Published:  08 February, 2022

Used electrifed vehicle sales lept up in 2021, but the vast majority of second hand cars sold during the year still had an internal combustion engine, according to the full-year used car sales figures from the SMMT.

Used car sales increased by 11.5% in 2021, with 7,530,956 vehicles sold during the year. However, while 777,997 more cars were sold than in 2020, overall 2021’s saw 5.5% few used cars sold when compare with the pre-pandemic five-year average.

Across the year, demand for battery electric vehicles (BEVs) increased by119.2% and plug-in hybrid electric vehicles (PHEVs) increased by 75.6%. Hybrid electric vehicle (HEV) sales were also up by 50.3%.Used petrol sales were up by 10.7% and diesel went up by 9.8%. In total, 7,277,291 were sold, and 96.6% of all used car sales were still either petrol or diesel models.

Commenting on the figures, SMMT Chief Executive Mike Hawes said: “It’s good to see the used car market return to growth, even if activity is still below where we were pre-pandemic. With the global shortage of semiconductors set to ease later this year, releasing the squeeze on new car supply, we expect more of the latest, cleanest and zero emission models to become available for second owners. The demand for personal mobility has undoubtedly increased during the pandemic, so it’s vital we have healthy new car sales to drive fleet renewal and the used car market if we are to improve air quality and address climate change.”

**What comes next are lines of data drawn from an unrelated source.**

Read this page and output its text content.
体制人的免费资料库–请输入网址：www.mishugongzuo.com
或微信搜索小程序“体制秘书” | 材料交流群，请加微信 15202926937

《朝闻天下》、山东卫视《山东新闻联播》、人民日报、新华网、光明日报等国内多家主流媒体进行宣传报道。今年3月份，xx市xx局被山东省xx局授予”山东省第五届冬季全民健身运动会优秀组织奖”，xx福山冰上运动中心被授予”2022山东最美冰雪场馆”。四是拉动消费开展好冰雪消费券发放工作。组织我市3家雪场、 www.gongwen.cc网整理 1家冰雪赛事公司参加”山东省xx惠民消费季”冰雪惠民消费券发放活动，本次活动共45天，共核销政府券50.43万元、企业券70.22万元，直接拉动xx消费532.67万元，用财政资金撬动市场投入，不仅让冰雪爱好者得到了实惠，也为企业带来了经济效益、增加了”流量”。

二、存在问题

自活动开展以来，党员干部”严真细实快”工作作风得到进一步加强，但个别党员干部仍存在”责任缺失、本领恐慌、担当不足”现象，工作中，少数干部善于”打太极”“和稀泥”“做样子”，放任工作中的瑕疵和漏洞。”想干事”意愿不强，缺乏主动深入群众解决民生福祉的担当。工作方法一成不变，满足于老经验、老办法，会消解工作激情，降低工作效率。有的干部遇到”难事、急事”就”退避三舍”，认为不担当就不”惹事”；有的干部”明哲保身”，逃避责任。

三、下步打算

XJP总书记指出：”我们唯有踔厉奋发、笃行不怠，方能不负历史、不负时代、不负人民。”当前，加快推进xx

The shifting pattern of sales has led franchised dealers to lean even harder into their used operations as new car sales have struggled, as NFDA Chief Executive Sue Robinson observed: “Over the past months, franchised dealers have adapted the profile of their stock to include older vehicles and a variety of brands to offer a wider choice of second-hand cars for the benefit of their customers. Although electrified vehicles currently represent a small proportion of the used car market, this transition will further accelerate as more EVs reach the second-hand market.”

However, according to LKQ Euro Car Parts CEO Andy Hamilton, consumer impatience over new car supply is helping to fuel the used market, to the benefit of the independent aftermarket: “The semiconductor supply crunch, coupled with broader global shipping challenges, helped to make it a year of significant growth for used car sales. Demand was especially hot for cars under three years old as drivers grew tired of long waits for new vehicle orders. All of this bodes well for the aftermarket, as 2021’s comparatively fallow year for new car sales will nudge up the average age of the UK’s parc over the long-term.

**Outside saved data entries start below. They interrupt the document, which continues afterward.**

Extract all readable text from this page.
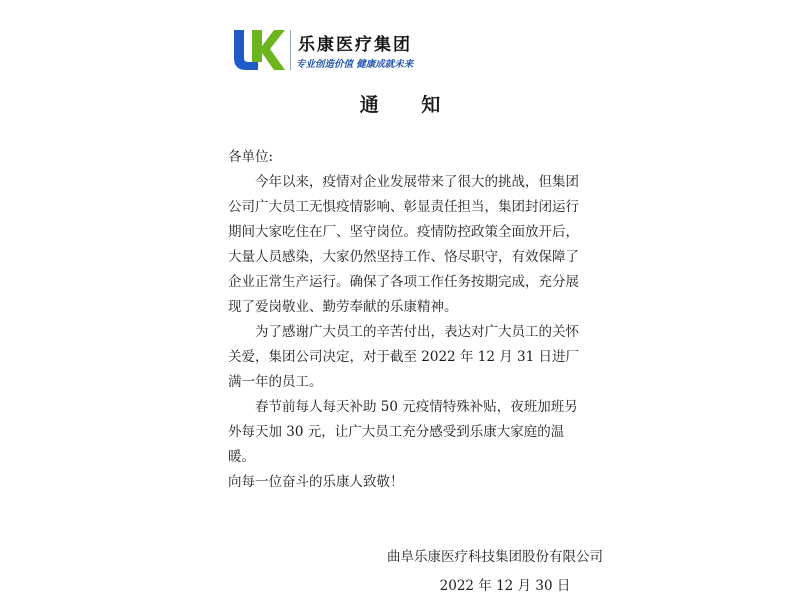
乐康医疗集团
专业创造价值 健康成就未来
通 知

各单位:

今年以来，疫情对企业发展带来了很大的挑战，但集团公司广大员工无惧疫情影响、彰显责任担当，集团封闭运行期间大家吃住在厂、坚守岗位。疫情防控政策全面放开后，大量人员感染，大家仍然坚持工作、恪尽职守，有效保障了企业正常生产运行。确保了各项工作任务按期完成，充分展现了爱岗敬业、勤劳奉献的乐康精神。

为了感谢广大员工的辛苦付出，表达对广大员工的关怀关爱，集团公司决定，对于截至 2022 年 12 月 31 日进厂满一年的员工。

春节前每人每天补助 50 元疫情特殊补贴，夜班加班另外每天加 30 元，让广大员工充分感受到乐康大家庭的温暖。

向每一位奋斗的乐康人致敬！

曲阜乐康医疗科技集团股份有限公司
2022 年 12 月 30 日
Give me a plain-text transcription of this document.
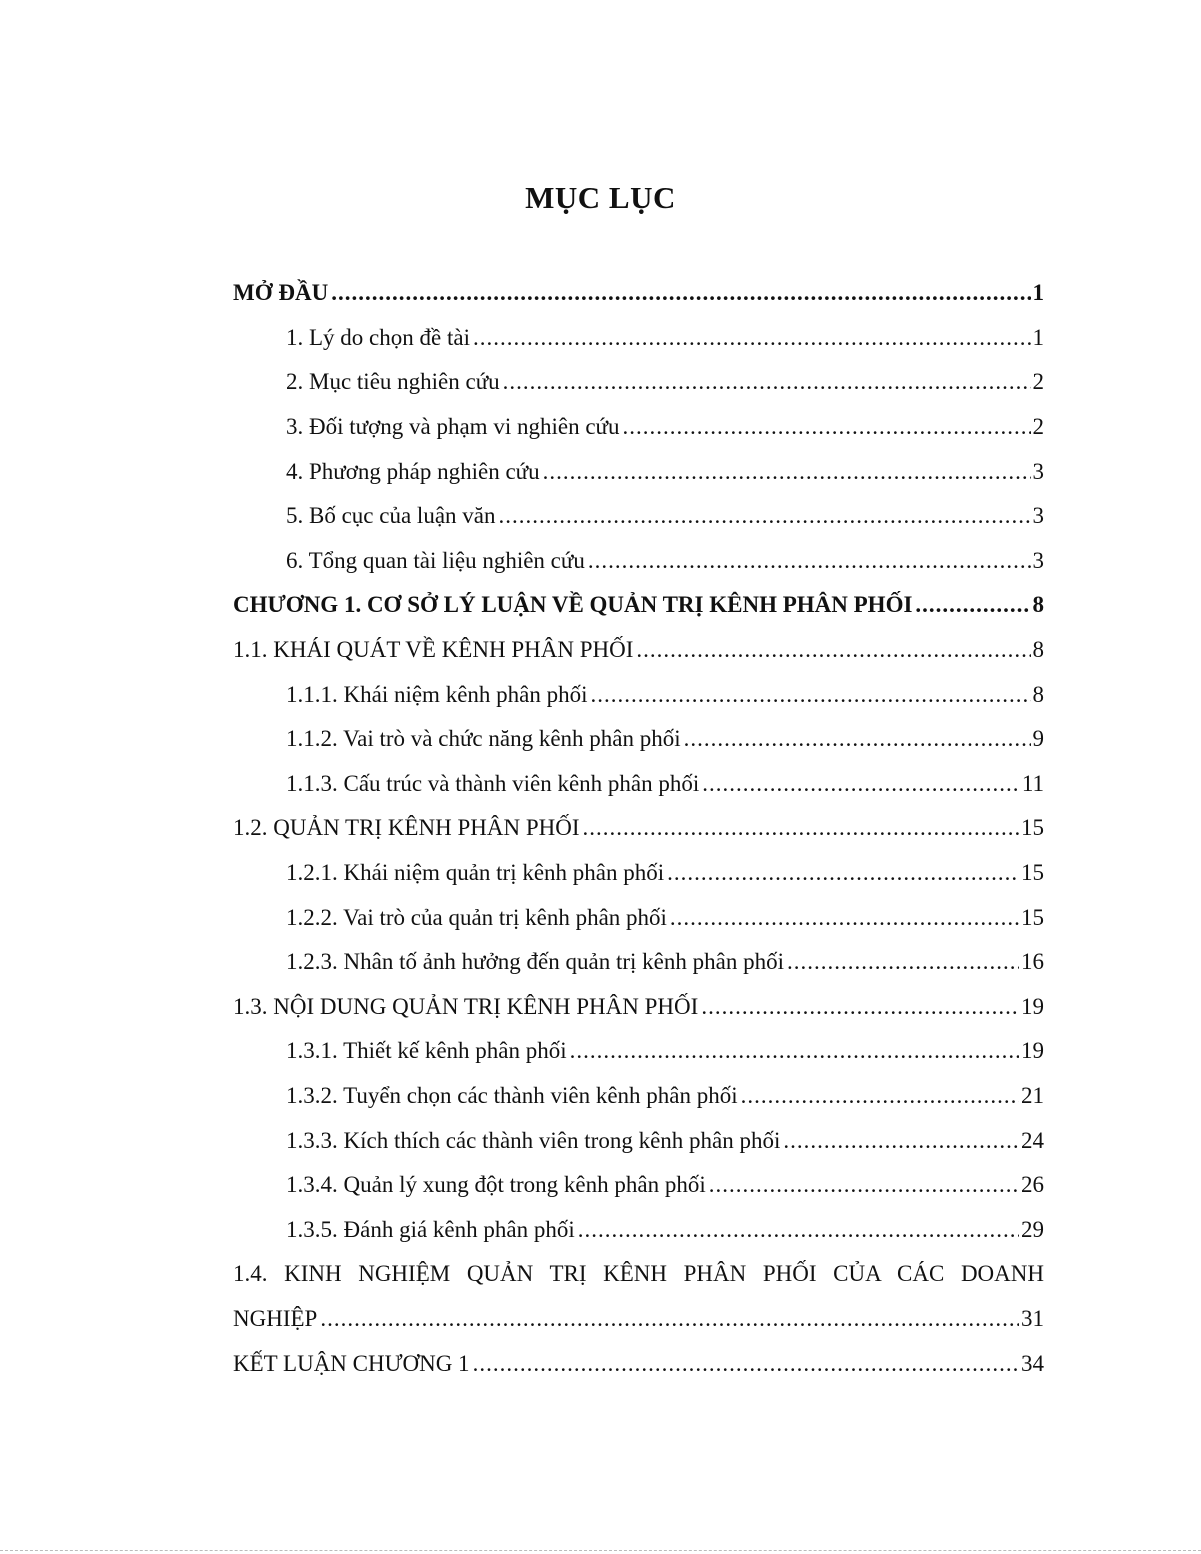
MỤC LỤC
MỞ ĐẦU .....	1
1. Lý do chọn đề tài .....	1
2. Mục tiêu nghiên cứu .....	2
3. Đối tượng và phạm vi nghiên cứu .....	2
4. Phương pháp nghiên cứu .....	3
5. Bố cục của luận văn .....	3
6. Tổng quan tài liệu nghiên cứu .....	3
CHƯƠNG 1. CƠ SỞ LÝ LUẬN VỀ QUẢN TRỊ KÊNH PHÂN PHỐI .....	8
1.1. KHÁI QUÁT VỀ KÊNH PHÂN PHỐI .....	8
1.1.1. Khái niệm kênh phân phối .....	8
1.1.2. Vai trò và chức năng kênh phân phối .....	9
1.1.3. Cấu trúc và thành viên kênh phân phối .....	11
1.2. QUẢN TRỊ KÊNH PHÂN PHỐI .....	15
1.2.1. Khái niệm quản trị kênh phân phối .....	15
1.2.2. Vai trò của quản trị kênh phân phối .....	15
1.2.3. Nhân tố ảnh hưởng đến quản trị kênh phân phối .....	16
1.3. NỘI DUNG QUẢN TRỊ KÊNH PHÂN PHỐI .....	19
1.3.1. Thiết kế kênh phân phối .....	19
1.3.2. Tuyển chọn các thành viên kênh phân phối .....	21
1.3.3. Kích thích các thành viên trong kênh phân phối .....	24
1.3.4. Quản lý xung đột trong kênh phân phối .....	26
1.3.5. Đánh giá kênh phân phối .....	29
1.4. KINH NGHIỆM QUẢN TRỊ KÊNH PHÂN PHỐI CỦA CÁC DOANH
NGHIỆP .....	31
KẾT LUẬN CHƯƠNG 1 .....	34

“The data also tells a story of how the aftermarket will need to adapt in order to thrive over the coming years. Transactions for used hybrid and electric vehicles hit new highs last year, and the rising popularity of automatic transmissions, which now out-sell manual cars in the new vehicle market, is beginning to be reflected in the used space. Similarly, the growth of ADAS-equipped vehicles and the sophistication of other on-board systems is becoming ever more prevalent in older vehicles. “

He concluded: “We’re ramping up our range of training and support services to help the independent sector lean into these shifting trends. Staying ahead of the game now will help garages to quickly seize the new opportunities being created by the increasing number of times relatively newer vehicles are changing hands in the used car market.”